Jones, who has seen more than her share of catastrophes running the ISGS earthquake lab in Pasadena, said Malibu residents need to be aware that the debris flow threat is much greater than just mud flowing into a house.
“People get killed by these,” Cannon said. “The Christmas Day 2003 flood in San Bernardino moved four-foot boulders 20 feet per second.”
Jones said the installation of special monitoring equipment in the hills above Malibu, and in the Santa Ana Mountains near Irvine, is not designed specifically to trigger an improved warning system for those areas.
“We’ll not be issuing special warnings for Malibu, but we’ll be using Malibu as a guinea pig to improve future warnings,” Jones said.

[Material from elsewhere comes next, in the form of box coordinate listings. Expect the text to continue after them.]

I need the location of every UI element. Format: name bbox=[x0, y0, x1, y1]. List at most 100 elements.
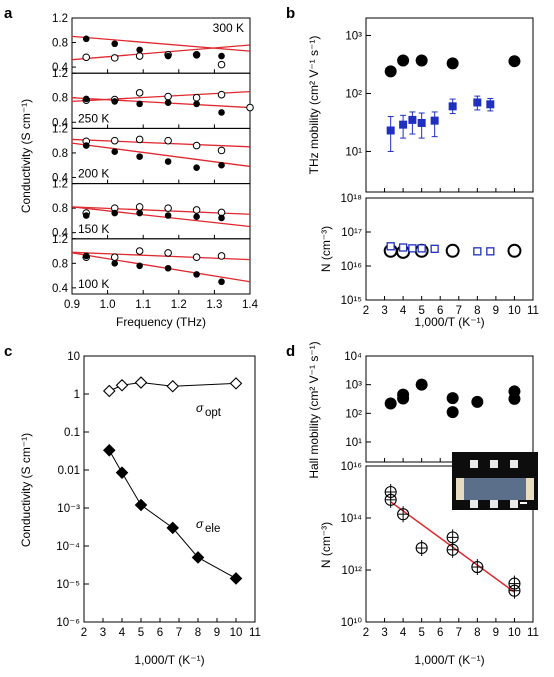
y-tick-label: 10⁻⁵ bbox=[56, 579, 80, 591]
x-axis-label: 1,000/T (K⁻¹) bbox=[414, 315, 484, 329]
filled-data-point bbox=[82, 35, 90, 43]
y-tick-label: 0.4 bbox=[52, 62, 69, 74]
filled-data-point bbox=[218, 214, 225, 222]
panel-label-d: d bbox=[286, 343, 295, 360]
data-point bbox=[398, 243, 408, 252]
diamond-marker bbox=[229, 572, 243, 585]
y-tick-label: 1.2 bbox=[52, 234, 68, 246]
fit-line bbox=[71, 206, 251, 228]
open-data-point bbox=[110, 253, 119, 262]
filled-data-point bbox=[164, 99, 172, 106]
data-point bbox=[445, 243, 460, 258]
diamond-marker bbox=[191, 551, 205, 564]
x-tick-label: 7 bbox=[176, 627, 182, 639]
sigma-opt-subscript: opt bbox=[205, 407, 222, 419]
y-tick-label: 10⁴ bbox=[344, 351, 362, 363]
open-data-point bbox=[246, 103, 254, 112]
data-point bbox=[386, 242, 395, 251]
filled-data-point bbox=[136, 100, 143, 108]
diamond-marker bbox=[115, 378, 129, 392]
plot-frame bbox=[83, 355, 256, 623]
y-tick-label: 0.01 bbox=[58, 465, 80, 477]
x-axis-label: 1,000/T (K⁻¹) bbox=[134, 653, 204, 667]
y-tick-label: 10¹⁵ bbox=[341, 295, 363, 307]
panel-label-c: c bbox=[4, 343, 12, 360]
sigma-ele-label: σ bbox=[196, 517, 204, 531]
filled-data-point bbox=[193, 51, 200, 59]
y-tick-label: 0.4 bbox=[52, 172, 69, 184]
x-tick-label: 11 bbox=[527, 305, 539, 317]
x-tick-label: 4 bbox=[119, 627, 126, 639]
open-data-point bbox=[217, 90, 226, 99]
panel-a-conductivity-vs-frequency: 0.4 0.8 1.2 300 K 0.4 0.8 1.2 250 K 0.4 0.8 1.2 200… bbox=[19, 13, 259, 329]
filled-data-point bbox=[136, 262, 143, 270]
data-point bbox=[384, 397, 397, 410]
data-point bbox=[486, 247, 495, 256]
data-point bbox=[399, 120, 408, 129]
filled-data-point bbox=[111, 98, 119, 105]
x-tick-label: 10 bbox=[230, 627, 243, 639]
filled-data-point bbox=[82, 252, 90, 260]
y-tick-label: 1.2 bbox=[52, 13, 68, 25]
open-data-point bbox=[192, 93, 201, 102]
x-tick-label: 11 bbox=[527, 627, 539, 639]
x-tick-label: 5 bbox=[418, 305, 424, 317]
open-data-point bbox=[110, 54, 119, 62]
filled-data-point bbox=[164, 264, 172, 272]
series-line bbox=[108, 450, 237, 579]
data-point bbox=[473, 98, 482, 107]
x-tick-label: 9 bbox=[214, 627, 220, 639]
data-point bbox=[408, 115, 417, 124]
x-tick-label: 6 bbox=[157, 627, 163, 639]
temperature-label: 200 K bbox=[78, 167, 109, 181]
diamond-marker bbox=[134, 376, 148, 389]
y-tick-label: 10³ bbox=[345, 380, 362, 392]
y-tick-label: 10¹⁶ bbox=[341, 461, 363, 473]
x-tick-label: 5 bbox=[418, 627, 424, 639]
x-tick-label: 8 bbox=[474, 305, 480, 317]
data-point bbox=[417, 244, 426, 253]
sigma-ele-subscript: ele bbox=[205, 523, 220, 535]
x-tick-label: 2 bbox=[363, 627, 369, 639]
y-tick-label: 10¹ bbox=[345, 146, 362, 158]
x-tick-label: 3 bbox=[381, 305, 387, 317]
filled-data-point bbox=[218, 52, 225, 60]
y-tick-label: 0.8 bbox=[52, 38, 68, 50]
y-tick-label: 10⁻³ bbox=[57, 503, 80, 515]
data-point bbox=[508, 385, 521, 398]
data-point bbox=[415, 378, 428, 391]
bottom-plot-frame bbox=[365, 197, 534, 301]
diamond-marker bbox=[229, 377, 243, 390]
diamond-marker bbox=[166, 521, 180, 535]
y-tick-label: 0.8 bbox=[52, 148, 68, 160]
diamond-marker bbox=[102, 384, 116, 398]
y-axis-label: THz mobility (cm² V⁻¹ s⁻¹) bbox=[307, 36, 321, 175]
filled-data-point bbox=[111, 40, 119, 48]
y-tick-label: 0.4 bbox=[52, 117, 69, 129]
panel-d-hall-mobility-and-density: 10¹ 10² 10³ 10⁴ Hall mobility (cm² V⁻¹ s⁻¹) 1… bbox=[307, 341, 539, 667]
y-tick-label: 0.4 bbox=[52, 283, 69, 295]
temperature-label: 100 K bbox=[78, 277, 109, 291]
data-point bbox=[473, 247, 482, 256]
diamond-marker bbox=[115, 466, 129, 479]
filled-data-point bbox=[164, 212, 172, 219]
filled-data-point bbox=[164, 52, 172, 60]
open-data-point bbox=[135, 135, 144, 144]
x-axis-label: Frequency (THz) bbox=[116, 315, 206, 329]
y-axis-label: Conductivity (S cm⁻¹) bbox=[19, 99, 33, 213]
x-tick-label: 6 bbox=[437, 305, 443, 317]
fit-line bbox=[71, 35, 251, 52]
filled-data-point bbox=[111, 260, 119, 267]
data-point bbox=[508, 55, 521, 68]
filled-data-point bbox=[218, 161, 225, 169]
x-tick-label: 10 bbox=[508, 627, 521, 639]
open-data-point bbox=[217, 252, 226, 260]
filled-data-point bbox=[193, 100, 200, 108]
y-tick-label: 10² bbox=[345, 88, 362, 100]
y-tick-label: 10¹⁰ bbox=[341, 617, 363, 629]
x-tick-label: 8 bbox=[195, 627, 201, 639]
x-tick-label: 1.2 bbox=[171, 299, 187, 311]
x-tick-label: 1.0 bbox=[100, 299, 116, 311]
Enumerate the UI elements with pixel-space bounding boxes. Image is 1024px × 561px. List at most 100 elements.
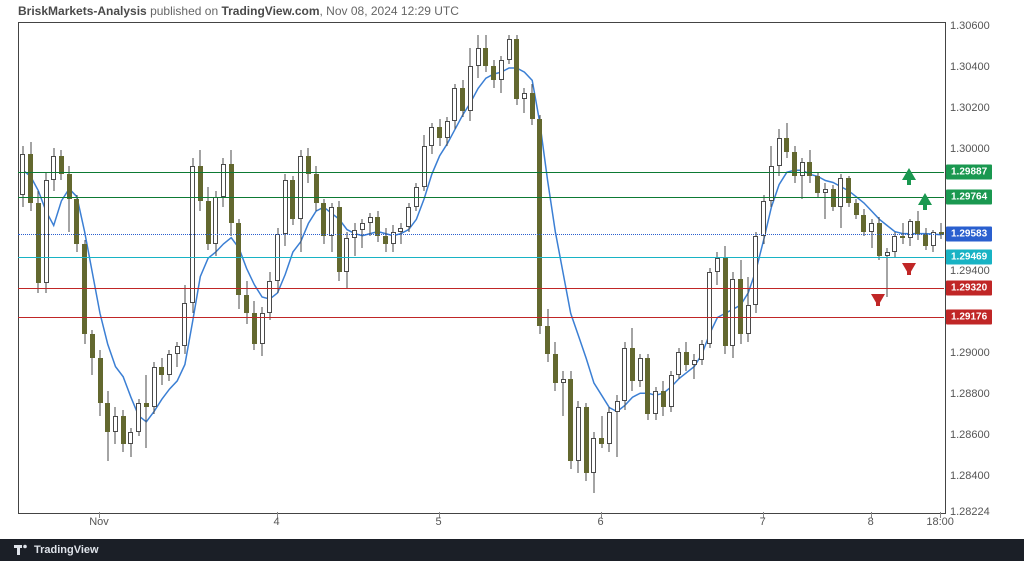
candlestick [460,23,465,513]
y-axis-label: 1.30000 [950,143,990,155]
candlestick [159,23,164,513]
candlestick [499,23,504,513]
candlestick [792,23,797,513]
candlestick [59,23,64,513]
candlestick [375,23,380,513]
publish-date: Nov 08, 2024 12:29 UTC [326,4,459,18]
candlestick [869,23,874,513]
candlestick [445,23,450,513]
y-axis-label: 1.28600 [950,429,990,441]
footer-brand: TradingView [34,544,99,556]
candlestick [321,23,326,513]
candlestick [252,23,257,513]
tradingview-logo-icon [14,543,28,557]
candlestick [807,23,812,513]
y-axis-label: 1.28400 [950,470,990,482]
candlestick [615,23,620,513]
candlestick [82,23,87,513]
candlestick [784,23,789,513]
candlestick [715,23,720,513]
candlestick [730,23,735,513]
candlestick [800,23,805,513]
candlestick [152,23,157,513]
candlestick [653,23,658,513]
candlestick [267,23,272,513]
moving-average-line [19,23,945,513]
candlestick [507,23,512,513]
candlestick [28,23,33,513]
candlestick [136,23,141,513]
horizontal-level-line [18,197,944,199]
candlestick [638,23,643,513]
candlestick [298,23,303,513]
candlestick [931,23,936,513]
candlestick [630,23,635,513]
candlestick [553,23,558,513]
candlestick [175,23,180,513]
candlestick [190,23,195,513]
candlestick [236,23,241,513]
x-axis-label: 5 [435,516,441,528]
candlestick [182,23,187,513]
candlestick [314,23,319,513]
candlestick [885,23,890,513]
price-level-label: 1.29469 [946,250,992,265]
chart-container: BriskMarkets-Analysis published on Tradi… [0,0,1024,561]
candlestick [777,23,782,513]
candlestick [699,23,704,513]
candlestick [707,23,712,513]
author-name: BriskMarkets-Analysis [18,4,147,18]
candlestick [20,23,25,513]
y-axis-label: 1.30600 [950,20,990,32]
footer-bar: TradingView [0,539,1024,561]
candlestick [44,23,49,513]
candlestick [337,23,342,513]
price-chart[interactable] [18,22,946,514]
candlestick [90,23,95,513]
candlestick [692,23,697,513]
y-axis-label: 1.29000 [950,347,990,359]
price-level-label: 1.29320 [946,280,992,295]
price-level-label: 1.29176 [946,310,992,325]
candlestick [352,23,357,513]
x-axis-label: 8 [868,516,874,528]
arrow-up-icon [918,193,932,205]
candlestick [422,23,427,513]
candlestick [823,23,828,513]
x-axis-label: 6 [598,516,604,528]
candlestick [398,23,403,513]
candlestick [854,23,859,513]
candlestick [746,23,751,513]
candlestick [877,23,882,513]
candlestick [738,23,743,513]
candlestick [561,23,566,513]
arrow-down-icon [871,294,885,306]
candlestick [113,23,118,513]
candlestick [483,23,488,513]
candlestick [468,23,473,513]
candlestick [167,23,172,513]
candlestick [283,23,288,513]
y-axis-label: 1.28224 [950,506,990,518]
candlestick [846,23,851,513]
candlestick [306,23,311,513]
candlestick [329,23,334,513]
candlestick [923,23,928,513]
candlestick [761,23,766,513]
candlestick [861,23,866,513]
candlestick [645,23,650,513]
candlestick [244,23,249,513]
x-axis-label: 7 [760,516,766,528]
candlestick [198,23,203,513]
candlestick [661,23,666,513]
candlestick [676,23,681,513]
candlestick [622,23,627,513]
candlestick [74,23,79,513]
candlestick [51,23,56,513]
candlestick [607,23,612,513]
candlestick [344,23,349,513]
y-axis-label: 1.29400 [950,265,990,277]
candlestick [723,23,728,513]
candlestick [128,23,133,513]
candlestick [67,23,72,513]
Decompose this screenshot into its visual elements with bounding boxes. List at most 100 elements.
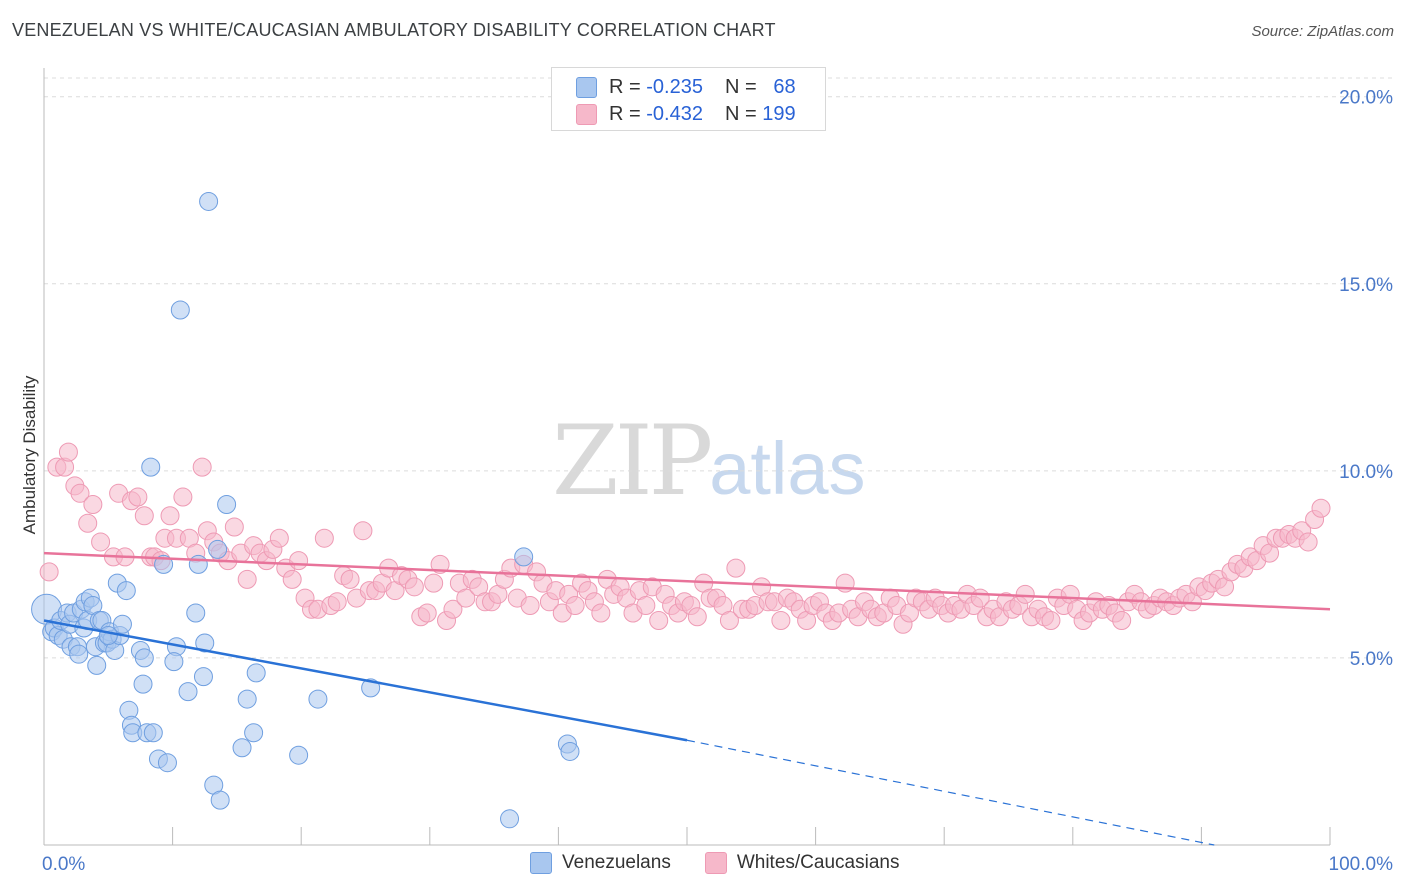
white-point — [771, 611, 791, 631]
white-point — [327, 592, 347, 612]
venezuelan-point — [195, 633, 215, 653]
white-point — [417, 603, 437, 623]
white-point — [160, 506, 180, 526]
y-tick-label: 10.0% — [1339, 462, 1393, 483]
legend-n-value: 68 — [773, 75, 796, 98]
venezuelan-point — [154, 554, 174, 574]
white-point — [591, 603, 611, 623]
y-axis-label: Ambulatory Disability — [20, 375, 39, 534]
white-point — [353, 521, 373, 541]
watermark-zip: ZIP — [552, 405, 713, 517]
watermark: ZIPatlas — [552, 405, 866, 517]
legend-n-value: 199 — [762, 102, 796, 125]
legend-r-value: -0.235 — [646, 75, 703, 98]
series-legend-venezuelans[interactable]: Venezuelans — [530, 852, 671, 874]
white-point — [83, 495, 103, 515]
white-point — [282, 569, 302, 589]
white-point — [726, 558, 746, 578]
white-point — [289, 551, 309, 571]
white-point — [719, 611, 739, 631]
venezuelan-trend-extension — [686, 739, 1215, 846]
venezuelan-point — [308, 689, 328, 709]
venezuelan-point — [188, 554, 208, 574]
white-point — [456, 588, 476, 608]
venezuelan-point — [98, 625, 118, 645]
y-tick-label: 5.0% — [1350, 649, 1393, 670]
venezuelan-trend-line — [43, 619, 688, 742]
venezuelan-point — [193, 667, 213, 687]
white-point — [424, 573, 444, 593]
white-point — [565, 596, 585, 616]
venezuelan-point — [170, 300, 190, 320]
white-point — [636, 596, 656, 616]
white-point — [430, 554, 450, 574]
venezuelan-point — [246, 663, 266, 683]
white-point — [128, 487, 148, 507]
legend-row-whites: R = -0.432 N = 199 — [576, 101, 796, 127]
legend-r-label: R = — [609, 102, 641, 125]
x-tick-label: 0.0% — [42, 854, 85, 875]
legend-swatch-venezuelans — [576, 76, 597, 98]
correlation-legend: R = -0.235 N = 68 R = -0.432 N = 199 — [551, 67, 826, 131]
white-point — [404, 577, 424, 597]
y-tick-label: 15.0% — [1339, 275, 1393, 296]
legend-r-label: R = — [609, 75, 641, 98]
white-point — [649, 611, 669, 631]
venezuelan-point — [164, 652, 184, 672]
chart-title: VENEZUELAN VS WHITE/CAUCASIAN AMBULATORY… — [12, 20, 776, 40]
white-point — [173, 487, 193, 507]
series-legend-label: Venezuelans — [562, 852, 671, 873]
white-point — [1311, 498, 1331, 518]
series-swatch-venezuelans — [530, 852, 552, 874]
white-point — [314, 528, 334, 548]
white-point — [340, 569, 360, 589]
white-point — [70, 483, 90, 503]
venezuelan-point — [232, 738, 252, 758]
white-point — [91, 532, 111, 552]
white-point — [58, 442, 78, 462]
white-point — [1015, 584, 1035, 604]
venezuelan-point — [133, 674, 153, 694]
white-point — [78, 513, 98, 533]
venezuelan-point — [112, 614, 132, 634]
venezuelan-point — [134, 648, 154, 668]
venezuelan-point — [514, 547, 534, 567]
white-point — [237, 569, 257, 589]
venezuelan-point — [69, 644, 89, 664]
series-legend-whites[interactable]: Whites/Caucasians — [704, 852, 899, 874]
venezuelan-point — [199, 191, 219, 211]
venezuelan-point — [178, 682, 198, 702]
white-point — [687, 607, 707, 627]
white-point — [1298, 532, 1318, 552]
venezuelan-point — [157, 753, 177, 773]
venezuelan-point — [289, 745, 309, 765]
source-label: Source: ZipAtlas.com — [1251, 23, 1394, 40]
venezuelan-point — [116, 581, 136, 601]
venezuelan-point — [87, 655, 107, 675]
watermark-atlas: atlas — [709, 427, 866, 510]
legend-row-venezuelans: R = -0.235 N = 68 — [576, 74, 796, 100]
venezuelan-point — [210, 790, 230, 810]
white-point — [520, 596, 540, 616]
series-swatch-whites — [704, 852, 727, 874]
venezuelan-point — [143, 723, 163, 743]
y-tick-label: 20.0% — [1339, 88, 1393, 109]
legend-n-label: N = — [724, 102, 757, 125]
venezuelan-point — [208, 539, 228, 559]
white-trend-line — [43, 551, 1331, 611]
legend-swatch-whites — [576, 103, 597, 125]
venezuelan-point — [141, 457, 161, 477]
venezuelan-point — [244, 723, 264, 743]
legend-r-value: -0.432 — [646, 102, 703, 125]
legend-n-label: N = — [724, 75, 757, 98]
white-point — [224, 517, 244, 537]
venezuelan-point — [217, 495, 237, 515]
white-point — [1112, 611, 1132, 631]
white-point — [192, 457, 212, 477]
x-tick-label: 100.0% — [1329, 854, 1394, 875]
white-point — [39, 562, 59, 582]
white-point — [1041, 611, 1061, 631]
white-point — [134, 506, 154, 526]
venezuelan-point — [560, 741, 580, 761]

After the storm, most of the guinea pigs in Malibu seemed to have come through without problem. One Los Angeles TV station mistakenly equated the Friday night flash flood warnings with “mandatory evacuation orders for Corral Canyon,” but the local sheriff’s office said conditions remained well below that level when the storms arrived, and no evacuations were ordered at any time.
Southern California Edison said there were no widespread or lengthy problems in the area, although a couple of traffic lights on PCH were left flashing after momentary outages Saturday at Point Dume and Sunday at Carbon Beach.
Beaches were covered with seaweed and debris to a high level, a result of eight-foot waves and a five-foot high tide Saturday. Waves trickled up to the sea wall at Zuma Beach for the first time in about two years, as the ocean once again chewed into beaches that had built up over the past few stormless years.
Motorists on Kanan Dume Road Monday were greeted with a 180-degree panorama of snowy mountains, as the Topatopas north of Ojai, the peaks north of Santa Clarita, and the San Gabriel Mountains above Pasadena looked like snow-capped ranges are supposed to look in the winter.